Job Description :
Job Title: Network Security Engineer
Location: Durham,NC
Type:Contract
Job Description:
Needs:
· day to day security needs
· SIEM
· internal pen testing
· vuln management / queue management
· risk assessment
· tooling
· operations
· compliance to internal and external policies (infosec policies, CATO, PCI)
· coding experience
Who You''ll work with
Cisco Cloud Email Security and Cisco Security Applications services combine best-of-breed technologies to provide the most scalable and sophisticated email protection available today. Our infrastructure operations teams provide infrastructure services to the Cisco Cloud Services security product portfolio which is globally deployed and must be maintained to be secure, scalable, reliable and responsive.
Who You Are
As a Security Engineer you are part of a team that is responsible for ensuring the security of Cisco Security Cloud Operations network systems. The team is responsible for maintaining security systems, administering security policies, investigating and recommending security technologies and performing security investigations. In your role, as a Security Engineer, you address the most complex issues and develop recommendations and plans to resolve them. This is a challenging position working in a fast paced environment, with the opportunity to utilize your experience as a subject matter expert to positively influence not only the team objectives, but the business units as well.
What You''ll Do
In this highly visible role as a Security Engineer, you will:
· Perform security audits of infrastructure systems'' security, maintain compliance against vulnerability assessments.
· Manage, configure, administer and maintain security information and event management tooling and processes surrounding it. Proactively monitor and respond to incoming alerts.
· Troubleshoot escalated, extended, or recurring issues, evaluate the impact of current security advisories and publications, support fellow Cisco employees with security advice and guidance.
· Oversee external penetration testing.
· Conduct internal white box penetration tests at regular intervals.
· Responsible for ensuring compliance with security standards, internal and external policies,
· Documentation and educational programs/training.
· New feature testing for a global network and data center infrastructure.
· Responsible for identifying security related gaps/deficiencies and to formulate and present sound recommendations for remediation.
· Work with DevOps teams to help decipher vulnerabilities, apply risk assessment and suggest mitigation direction.
· Provide technology solutions input and recommendations to address technology issues, working closely with our technical leads, security architects and SME''s.
· Implement hardening techniques and layered-defense strategies for operating systems, databases, web servers and web services.
· Security As Code – leverage automation and scripting to improve our security posture through efforts such as reducing manual activities that may introduce gaps in compliance, increase time to remediation and so on.
· Improve security processes for vulnerability management and security incident management.

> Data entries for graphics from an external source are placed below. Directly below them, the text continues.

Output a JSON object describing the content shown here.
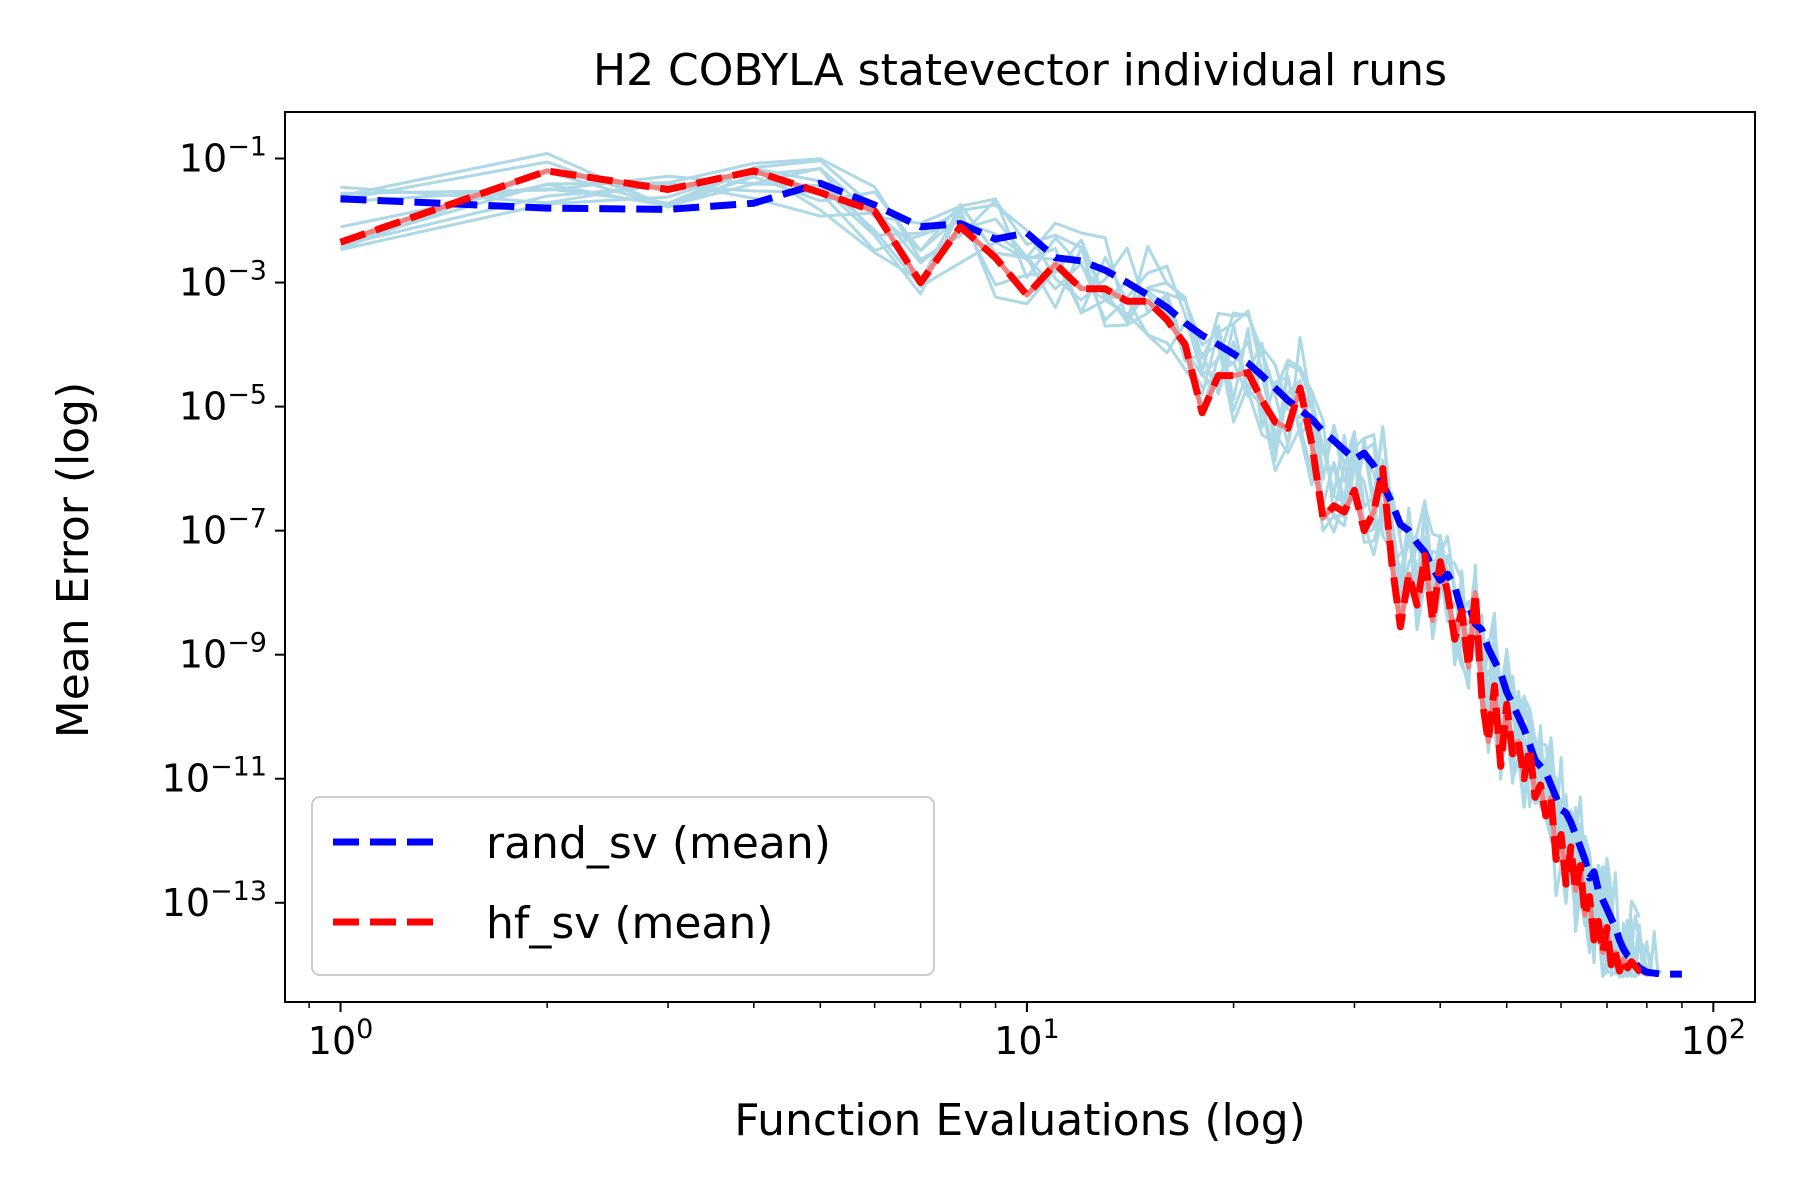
{
  "chart_data": {
    "type": "line",
    "title": "H2 COBYLA statevector individual runs",
    "xlabel": "Function Evaluations (log)",
    "ylabel": "Mean Error (log)",
    "xscale": "log",
    "yscale": "log",
    "xlim": [
      0.83,
      115
    ],
    "ylim_log10": [
      -14.6,
      -0.25
    ],
    "x_ticks": [
      {
        "value": 1,
        "base": "10",
        "exp": "0"
      },
      {
        "value": 10,
        "base": "10",
        "exp": "1"
      },
      {
        "value": 100,
        "base": "10",
        "exp": "2"
      }
    ],
    "y_ticks": [
      {
        "log": -1,
        "base": "10",
        "exp": "−1"
      },
      {
        "log": -3,
        "base": "10",
        "exp": "−3"
      },
      {
        "log": -5,
        "base": "10",
        "exp": "−5"
      },
      {
        "log": -7,
        "base": "10",
        "exp": "−7"
      },
      {
        "log": -9,
        "base": "10",
        "exp": "−9"
      },
      {
        "log": -11,
        "base": "10",
        "exp": "−11"
      },
      {
        "log": -13,
        "base": "10",
        "exp": "−13"
      }
    ],
    "colors": {
      "individual_runs": "#add8e6",
      "rand_sv": "#0000ff",
      "hf_sv": "#ff0000",
      "hf_sv_underlay": "#f08080"
    },
    "legend": {
      "location": "lower-left",
      "entries": [
        {
          "label": "rand_sv (mean)",
          "color": "#0000ff",
          "style": "dashed"
        },
        {
          "label": "hf_sv (mean)",
          "color": "#ff0000",
          "style": "dashed"
        }
      ]
    },
    "series": [
      {
        "name": "rand_sv (mean)",
        "style": "dashed",
        "color": "#0000ff",
        "points": [
          [
            1,
            -1.65
          ],
          [
            2,
            -1.8
          ],
          [
            3,
            -1.82
          ],
          [
            4,
            -1.72
          ],
          [
            5,
            -1.4
          ],
          [
            6,
            -1.75
          ],
          [
            7,
            -2.1
          ],
          [
            8,
            -2.05
          ],
          [
            9,
            -2.3
          ],
          [
            10,
            -2.2
          ],
          [
            11,
            -2.6
          ],
          [
            12,
            -2.65
          ],
          [
            13,
            -2.8
          ],
          [
            14,
            -3.0
          ],
          [
            15,
            -3.2
          ],
          [
            16,
            -3.4
          ],
          [
            17,
            -3.65
          ],
          [
            18,
            -3.85
          ],
          [
            19,
            -4.0
          ],
          [
            20,
            -4.15
          ],
          [
            21,
            -4.3
          ],
          [
            22,
            -4.5
          ],
          [
            23,
            -4.7
          ],
          [
            24,
            -4.9
          ],
          [
            25,
            -5.05
          ],
          [
            26,
            -5.2
          ],
          [
            27,
            -5.4
          ],
          [
            28,
            -5.55
          ],
          [
            29,
            -5.7
          ],
          [
            30,
            -5.85
          ],
          [
            31,
            -5.75
          ],
          [
            32,
            -5.95
          ],
          [
            33,
            -6.25
          ],
          [
            34,
            -6.55
          ],
          [
            35,
            -6.9
          ],
          [
            36,
            -7.0
          ],
          [
            37,
            -7.2
          ],
          [
            38,
            -7.35
          ],
          [
            39,
            -7.6
          ],
          [
            40,
            -7.8
          ],
          [
            41,
            -7.7
          ],
          [
            42,
            -7.9
          ],
          [
            43,
            -8.3
          ],
          [
            44,
            -8.2
          ],
          [
            45,
            -8.5
          ],
          [
            46,
            -8.6
          ],
          [
            47,
            -8.9
          ],
          [
            48,
            -9.1
          ],
          [
            49,
            -9.3
          ],
          [
            50,
            -9.6
          ],
          [
            51,
            -9.8
          ],
          [
            52,
            -10.0
          ],
          [
            53,
            -10.2
          ],
          [
            54,
            -10.45
          ],
          [
            55,
            -10.7
          ],
          [
            56,
            -10.8
          ],
          [
            57,
            -10.9
          ],
          [
            58,
            -11.1
          ],
          [
            59,
            -11.3
          ],
          [
            60,
            -11.5
          ],
          [
            61,
            -11.55
          ],
          [
            62,
            -11.7
          ],
          [
            63,
            -11.9
          ],
          [
            64,
            -12.1
          ],
          [
            65,
            -12.3
          ],
          [
            66,
            -12.6
          ],
          [
            67,
            -12.5
          ],
          [
            68,
            -12.8
          ],
          [
            69,
            -12.95
          ],
          [
            70,
            -13.1
          ],
          [
            71,
            -13.25
          ],
          [
            72,
            -13.4
          ],
          [
            73,
            -13.6
          ],
          [
            74,
            -13.75
          ],
          [
            75,
            -13.85
          ],
          [
            76,
            -13.9
          ],
          [
            78,
            -14.05
          ],
          [
            80,
            -14.12
          ],
          [
            84,
            -14.15
          ],
          [
            90,
            -14.15
          ]
        ]
      },
      {
        "name": "hf_sv (mean)",
        "style": "dashed",
        "color": "#ff0000",
        "points": [
          [
            1,
            -2.35
          ],
          [
            2,
            -1.2
          ],
          [
            3,
            -1.5
          ],
          [
            4,
            -1.2
          ],
          [
            5,
            -1.55
          ],
          [
            6,
            -1.85
          ],
          [
            7,
            -3.0
          ],
          [
            8,
            -2.1
          ],
          [
            9,
            -2.6
          ],
          [
            10,
            -3.2
          ],
          [
            11,
            -2.7
          ],
          [
            12,
            -3.1
          ],
          [
            13,
            -3.1
          ],
          [
            14,
            -3.3
          ],
          [
            15,
            -3.3
          ],
          [
            16,
            -3.6
          ],
          [
            17,
            -4.0
          ],
          [
            18,
            -5.1
          ],
          [
            19,
            -4.5
          ],
          [
            20,
            -4.5
          ],
          [
            21,
            -4.45
          ],
          [
            22,
            -4.9
          ],
          [
            23,
            -5.25
          ],
          [
            24,
            -5.35
          ],
          [
            25,
            -4.7
          ],
          [
            26,
            -5.6
          ],
          [
            27,
            -6.8
          ],
          [
            28,
            -6.6
          ],
          [
            29,
            -6.7
          ],
          [
            30,
            -6.35
          ],
          [
            31,
            -7.0
          ],
          [
            32,
            -6.7
          ],
          [
            33,
            -6.0
          ],
          [
            34,
            -7.5
          ],
          [
            35,
            -8.55
          ],
          [
            36,
            -7.7
          ],
          [
            37,
            -8.2
          ],
          [
            38,
            -7.4
          ],
          [
            39,
            -8.45
          ],
          [
            40,
            -7.5
          ],
          [
            41,
            -8.0
          ],
          [
            42,
            -8.75
          ],
          [
            43,
            -8.3
          ],
          [
            44,
            -9.2
          ],
          [
            45,
            -8.0
          ],
          [
            46,
            -9.7
          ],
          [
            47,
            -10.4
          ],
          [
            48,
            -9.5
          ],
          [
            49,
            -10.8
          ],
          [
            50,
            -9.8
          ],
          [
            51,
            -10.6
          ],
          [
            52,
            -10.4
          ],
          [
            53,
            -11.0
          ],
          [
            54,
            -10.5
          ],
          [
            55,
            -11.3
          ],
          [
            56,
            -11.1
          ],
          [
            57,
            -11.6
          ],
          [
            58,
            -11.3
          ],
          [
            59,
            -12.3
          ],
          [
            60,
            -11.9
          ],
          [
            61,
            -12.7
          ],
          [
            62,
            -12.1
          ],
          [
            63,
            -12.8
          ],
          [
            64,
            -12.4
          ],
          [
            65,
            -13.2
          ],
          [
            66,
            -12.9
          ],
          [
            67,
            -13.6
          ],
          [
            68,
            -13.3
          ],
          [
            69,
            -13.8
          ],
          [
            70,
            -13.4
          ],
          [
            71,
            -14.0
          ],
          [
            72,
            -13.8
          ],
          [
            73,
            -14.1
          ],
          [
            74,
            -13.9
          ],
          [
            75,
            -14.05
          ],
          [
            76,
            -13.95
          ],
          [
            78,
            -14.1
          ],
          [
            80,
            -14.15
          ]
        ]
      }
    ],
    "individual_runs_note": "ten light-blue individual runs spread around the two mean curves"
  }
}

· Provide on-call escalation operations support for the infrastructure group.
Required Skills
· Two years'' experience in one of the following roles: security, system administration or development.
· The qualified candidate should have a proven track record working at a global scale of one of the following: implementing security solutions, administering servers or developing software.
· Demonstrated working knowledge and proficiency in security technologies, policies and risk assessment.
· Experience with vulnerability management tooling (such as Qualys, Nessus) a plus.
· Working knowledge and proficiency in operating systems (particularly Linux, Windows and to a lesser extent FreeBSD
· Expertise in scripting/automation is a must (particularly Python
· Expertise in network and system based attacks and mitigation. network intrusion detection and prevention skills.
· Expertise in network-related protocols (e.g., TCP/IP, IPsec) strongly preferred.
· Excellent verbal, presentation and written communications skills. Ability to communicate with technical, non-technical, and senior management audiences.
· Security certifications such as CISSP, GIAC, CCNP are a plus but not required.